時は1950年代の終わり、所はキューバのハバナ。富豪一家の3人の息子は各方面で活躍していたが、そのうちの一人(アンディ・ガルシア)は有名なナイトクラブのオーナー兼コリオグラファーだった。幸せに満ちた家庭を心の支えにし、芸術を追求する彼だったが、やがてカストロ革命の波が国を被って行く…


予告編を数度見たくらいの予備知識しかなく、しかも作品名と記憶が結びつかないママにたまたま時間が合って劇場に入って観劇。キューバ革命前の静かで美しくゆったりしたハイ・ソサエティの暮らしから、暴力革命の火がくすぶり始めて社会に暗雲が立ち込め、やがて狂気のような動乱が始まり、移民としてニューヨークへ渡たり底辺の生活を始めて…という、言わばありきたりのキューバ移民物語でありながら、本作はそのディテール量と湿気や気温が感じられるようなリアリティの厚みが際立っています。
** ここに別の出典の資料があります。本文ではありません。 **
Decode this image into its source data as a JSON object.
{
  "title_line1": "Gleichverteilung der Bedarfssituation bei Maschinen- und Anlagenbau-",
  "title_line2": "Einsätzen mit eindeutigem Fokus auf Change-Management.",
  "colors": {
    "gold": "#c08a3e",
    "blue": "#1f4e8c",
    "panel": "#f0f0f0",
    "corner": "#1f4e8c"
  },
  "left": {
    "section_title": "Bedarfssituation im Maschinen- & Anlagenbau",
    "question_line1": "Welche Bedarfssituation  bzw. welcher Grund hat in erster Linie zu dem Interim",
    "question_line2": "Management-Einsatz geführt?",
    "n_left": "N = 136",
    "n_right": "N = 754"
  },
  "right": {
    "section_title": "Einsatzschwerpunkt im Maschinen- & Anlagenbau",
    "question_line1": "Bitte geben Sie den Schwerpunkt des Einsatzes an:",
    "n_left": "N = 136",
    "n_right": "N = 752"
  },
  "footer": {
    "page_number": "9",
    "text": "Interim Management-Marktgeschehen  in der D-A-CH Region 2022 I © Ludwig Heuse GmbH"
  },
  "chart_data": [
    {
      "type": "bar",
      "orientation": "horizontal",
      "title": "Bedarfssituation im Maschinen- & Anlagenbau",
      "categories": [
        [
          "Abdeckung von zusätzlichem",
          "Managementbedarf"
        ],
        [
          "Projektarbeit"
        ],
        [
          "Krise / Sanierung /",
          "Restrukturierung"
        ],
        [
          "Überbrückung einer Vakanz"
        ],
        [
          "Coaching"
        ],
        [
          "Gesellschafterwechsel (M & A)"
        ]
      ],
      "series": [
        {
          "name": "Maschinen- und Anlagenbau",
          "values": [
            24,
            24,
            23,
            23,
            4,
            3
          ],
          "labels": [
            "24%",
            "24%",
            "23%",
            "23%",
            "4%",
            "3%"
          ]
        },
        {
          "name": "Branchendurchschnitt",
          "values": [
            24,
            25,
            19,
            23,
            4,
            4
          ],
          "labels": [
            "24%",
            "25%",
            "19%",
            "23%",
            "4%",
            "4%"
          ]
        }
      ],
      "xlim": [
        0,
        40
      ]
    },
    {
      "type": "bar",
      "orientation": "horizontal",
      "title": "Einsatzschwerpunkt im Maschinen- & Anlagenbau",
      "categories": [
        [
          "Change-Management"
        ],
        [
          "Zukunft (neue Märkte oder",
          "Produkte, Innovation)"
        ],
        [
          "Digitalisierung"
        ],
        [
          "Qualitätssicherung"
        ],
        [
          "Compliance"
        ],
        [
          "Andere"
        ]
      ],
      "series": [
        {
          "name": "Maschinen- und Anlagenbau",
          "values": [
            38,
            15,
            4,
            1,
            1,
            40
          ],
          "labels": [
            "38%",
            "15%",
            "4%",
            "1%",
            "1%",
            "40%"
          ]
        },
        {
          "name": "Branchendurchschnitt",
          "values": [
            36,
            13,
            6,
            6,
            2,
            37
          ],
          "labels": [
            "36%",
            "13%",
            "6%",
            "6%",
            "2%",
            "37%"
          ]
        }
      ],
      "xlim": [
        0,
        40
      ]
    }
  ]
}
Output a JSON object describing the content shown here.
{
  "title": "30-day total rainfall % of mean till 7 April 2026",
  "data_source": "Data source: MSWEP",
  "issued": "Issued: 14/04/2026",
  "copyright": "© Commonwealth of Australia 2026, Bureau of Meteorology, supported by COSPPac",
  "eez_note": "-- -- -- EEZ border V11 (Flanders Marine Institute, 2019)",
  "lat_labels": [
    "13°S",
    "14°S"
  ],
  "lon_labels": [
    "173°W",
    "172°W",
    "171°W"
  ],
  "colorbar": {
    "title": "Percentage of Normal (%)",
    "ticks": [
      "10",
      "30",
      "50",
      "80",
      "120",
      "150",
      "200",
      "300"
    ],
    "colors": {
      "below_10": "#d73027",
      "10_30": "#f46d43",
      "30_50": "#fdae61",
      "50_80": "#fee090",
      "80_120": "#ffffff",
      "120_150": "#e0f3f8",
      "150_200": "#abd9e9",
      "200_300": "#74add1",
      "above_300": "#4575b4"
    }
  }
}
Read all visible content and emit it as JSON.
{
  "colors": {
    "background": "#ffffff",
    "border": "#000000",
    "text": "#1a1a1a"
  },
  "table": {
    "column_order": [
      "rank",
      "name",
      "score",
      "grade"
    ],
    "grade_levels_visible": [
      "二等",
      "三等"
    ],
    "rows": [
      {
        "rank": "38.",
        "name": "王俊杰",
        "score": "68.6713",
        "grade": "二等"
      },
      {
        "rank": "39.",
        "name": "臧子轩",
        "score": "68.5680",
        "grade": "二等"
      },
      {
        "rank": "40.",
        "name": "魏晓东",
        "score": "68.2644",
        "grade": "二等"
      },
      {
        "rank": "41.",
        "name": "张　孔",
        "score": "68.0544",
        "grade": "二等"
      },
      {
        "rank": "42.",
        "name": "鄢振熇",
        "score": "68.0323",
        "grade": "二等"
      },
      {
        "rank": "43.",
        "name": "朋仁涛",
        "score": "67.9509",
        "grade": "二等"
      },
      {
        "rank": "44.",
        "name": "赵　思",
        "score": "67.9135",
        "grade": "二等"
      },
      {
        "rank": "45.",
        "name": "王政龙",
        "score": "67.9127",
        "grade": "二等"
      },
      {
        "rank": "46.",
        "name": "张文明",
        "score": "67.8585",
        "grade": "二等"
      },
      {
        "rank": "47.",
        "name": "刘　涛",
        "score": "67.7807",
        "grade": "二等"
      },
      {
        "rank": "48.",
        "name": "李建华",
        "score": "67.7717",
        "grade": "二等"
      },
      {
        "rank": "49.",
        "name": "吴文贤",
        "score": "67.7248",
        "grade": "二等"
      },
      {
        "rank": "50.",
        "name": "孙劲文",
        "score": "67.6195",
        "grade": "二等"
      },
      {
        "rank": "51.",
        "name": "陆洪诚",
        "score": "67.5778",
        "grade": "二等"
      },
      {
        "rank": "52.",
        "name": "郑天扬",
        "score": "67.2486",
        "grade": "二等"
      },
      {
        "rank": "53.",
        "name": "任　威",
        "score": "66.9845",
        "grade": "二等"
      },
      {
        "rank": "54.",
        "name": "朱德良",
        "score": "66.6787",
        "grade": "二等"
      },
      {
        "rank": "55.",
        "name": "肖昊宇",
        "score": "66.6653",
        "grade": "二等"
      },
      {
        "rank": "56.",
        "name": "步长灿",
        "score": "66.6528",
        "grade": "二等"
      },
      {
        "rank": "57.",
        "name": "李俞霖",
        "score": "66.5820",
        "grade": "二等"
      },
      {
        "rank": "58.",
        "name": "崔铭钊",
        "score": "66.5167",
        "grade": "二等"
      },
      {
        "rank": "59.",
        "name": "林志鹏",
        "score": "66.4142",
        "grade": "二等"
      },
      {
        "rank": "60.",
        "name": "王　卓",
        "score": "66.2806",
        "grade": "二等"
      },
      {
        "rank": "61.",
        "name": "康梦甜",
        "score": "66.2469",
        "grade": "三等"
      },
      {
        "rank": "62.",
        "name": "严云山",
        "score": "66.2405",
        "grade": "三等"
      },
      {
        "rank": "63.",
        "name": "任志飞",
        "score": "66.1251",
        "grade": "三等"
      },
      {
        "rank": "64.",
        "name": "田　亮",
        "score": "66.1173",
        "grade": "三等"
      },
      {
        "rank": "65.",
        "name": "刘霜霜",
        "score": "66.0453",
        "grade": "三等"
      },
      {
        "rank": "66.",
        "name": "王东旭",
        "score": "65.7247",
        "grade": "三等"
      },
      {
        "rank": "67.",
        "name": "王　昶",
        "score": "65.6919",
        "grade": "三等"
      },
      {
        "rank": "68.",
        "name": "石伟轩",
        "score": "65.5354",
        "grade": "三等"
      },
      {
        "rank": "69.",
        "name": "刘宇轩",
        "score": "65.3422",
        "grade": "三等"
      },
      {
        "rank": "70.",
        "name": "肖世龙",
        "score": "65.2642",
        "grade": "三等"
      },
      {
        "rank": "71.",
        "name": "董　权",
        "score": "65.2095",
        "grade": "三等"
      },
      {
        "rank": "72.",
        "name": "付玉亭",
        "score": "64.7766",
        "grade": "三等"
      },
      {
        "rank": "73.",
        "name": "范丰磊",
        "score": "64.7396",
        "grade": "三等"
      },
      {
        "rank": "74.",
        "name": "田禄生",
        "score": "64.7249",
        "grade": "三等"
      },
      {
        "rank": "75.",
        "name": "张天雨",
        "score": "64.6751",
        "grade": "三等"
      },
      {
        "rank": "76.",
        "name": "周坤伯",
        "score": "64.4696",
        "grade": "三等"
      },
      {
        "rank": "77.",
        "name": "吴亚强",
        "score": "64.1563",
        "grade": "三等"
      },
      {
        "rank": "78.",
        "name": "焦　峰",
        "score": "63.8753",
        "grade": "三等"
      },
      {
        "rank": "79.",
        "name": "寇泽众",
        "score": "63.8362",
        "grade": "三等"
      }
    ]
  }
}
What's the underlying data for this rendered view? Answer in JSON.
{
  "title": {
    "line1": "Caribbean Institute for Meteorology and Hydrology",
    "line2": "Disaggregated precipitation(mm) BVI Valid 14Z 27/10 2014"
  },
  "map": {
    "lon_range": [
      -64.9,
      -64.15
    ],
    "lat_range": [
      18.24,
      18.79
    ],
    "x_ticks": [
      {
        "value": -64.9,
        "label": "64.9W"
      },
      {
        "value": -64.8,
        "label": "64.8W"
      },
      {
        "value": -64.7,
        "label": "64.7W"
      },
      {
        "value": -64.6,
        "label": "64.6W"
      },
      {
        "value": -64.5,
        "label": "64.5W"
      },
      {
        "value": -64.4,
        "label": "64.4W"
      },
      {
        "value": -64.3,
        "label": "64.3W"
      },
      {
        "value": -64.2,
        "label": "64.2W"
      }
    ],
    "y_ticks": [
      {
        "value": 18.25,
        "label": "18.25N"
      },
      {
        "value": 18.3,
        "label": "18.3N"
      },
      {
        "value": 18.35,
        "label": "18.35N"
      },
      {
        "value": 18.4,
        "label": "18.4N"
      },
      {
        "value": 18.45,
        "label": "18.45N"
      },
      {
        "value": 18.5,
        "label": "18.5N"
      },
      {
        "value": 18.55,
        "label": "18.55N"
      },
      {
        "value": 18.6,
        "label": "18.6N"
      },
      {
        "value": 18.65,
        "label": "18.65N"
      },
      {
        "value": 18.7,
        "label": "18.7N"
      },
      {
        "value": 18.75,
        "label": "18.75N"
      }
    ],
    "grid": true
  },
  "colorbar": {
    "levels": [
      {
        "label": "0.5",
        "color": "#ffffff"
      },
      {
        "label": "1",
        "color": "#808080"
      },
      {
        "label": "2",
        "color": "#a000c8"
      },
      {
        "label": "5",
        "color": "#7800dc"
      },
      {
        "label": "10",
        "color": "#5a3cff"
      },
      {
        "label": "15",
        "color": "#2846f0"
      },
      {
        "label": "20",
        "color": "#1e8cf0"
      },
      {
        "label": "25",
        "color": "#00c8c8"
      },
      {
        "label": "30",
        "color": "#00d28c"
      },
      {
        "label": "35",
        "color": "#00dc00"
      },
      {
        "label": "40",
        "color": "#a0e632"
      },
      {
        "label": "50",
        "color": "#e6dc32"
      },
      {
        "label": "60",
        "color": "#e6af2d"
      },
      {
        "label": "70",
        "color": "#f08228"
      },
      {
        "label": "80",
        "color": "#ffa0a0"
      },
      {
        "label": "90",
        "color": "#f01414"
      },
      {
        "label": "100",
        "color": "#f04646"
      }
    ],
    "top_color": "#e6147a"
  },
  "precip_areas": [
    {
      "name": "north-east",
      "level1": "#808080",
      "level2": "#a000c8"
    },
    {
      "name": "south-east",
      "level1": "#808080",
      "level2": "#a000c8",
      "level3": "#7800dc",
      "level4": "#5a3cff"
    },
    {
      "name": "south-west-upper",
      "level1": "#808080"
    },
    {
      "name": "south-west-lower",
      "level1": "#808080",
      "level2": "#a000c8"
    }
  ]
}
自らもキューバ移民であるアンディ・ガルシアの手により暖められてきた原案で、演出も主演を兼ねるガルシア本人が担当。構想から公開まで足掛け16年(でも撮影は35日間だったとか)、当初306ページあった脚本の草案は120ページまで減らされたそう。それでも大掛かりで超大な物語で、主人公の家族・関係者を含めて多くの登場人物を、時間をかけ場所を変えて描写していきます。


自分のアイデンティティをかなり正直にぶつけた結果なのか、感情が内に入り過ぎた演出とギクシャクしたあまりエレガントでない編集には注文を付けたくなる点は多いものの、個々のシーンにはなかなかの迫力があります。フィルムから漂う気高さと気品は、例えばしばらく前に見て記憶に新しい「ダンシングハバナ 」などのエンタメ作品と比べるのがおこがましく感じるほど。リアリティを追求したキャスティングでありながら、ポイント的に使われるコミカルなビル・マーレイや、とびきりの存在感のダスティン・ホフマンから来るアクセントも良く機能していたと思います。


なかなか感心したのは、物語の進行に応じて画面のトーンをうまくコントロールしていた事。前半のひたすら華麗で美しいダンス・コリオグラフィが、徐々に物悲しさを帯びてくるのも良かったし、明るいキューバー→革命→夜のニューヨークと、展開に応じて画面の華やかさ明るさ、温度が変化して行く演出は見事でした。


キューバ革命前後の動乱と騒乱にさらされる家族や友情を舞台演劇の振り付け師の目を通して描く作品、個人的には気に入る要素を多く発見できた映画でもあるのですが、なぜかその出来の割りには米国での広告・宣伝がイマひとつ力が入ってないような印象。伝えられる制作費は10億と小規模の映画で、配給が弱小のマグノリア、全米の上映スクリーン数は50枚ちょっと、公開8週目で2億円弱の興行では、お金がかけられないのは理解できますが、もうちょっとプッシュしてもいいんではないかと。


ちょっと大げさな作りに構えちゃう人も多いかもしれませんが、長尺に耐えられる自信がある人はぜひ映画館のスクリーンで味わって欲しい作品だと思います。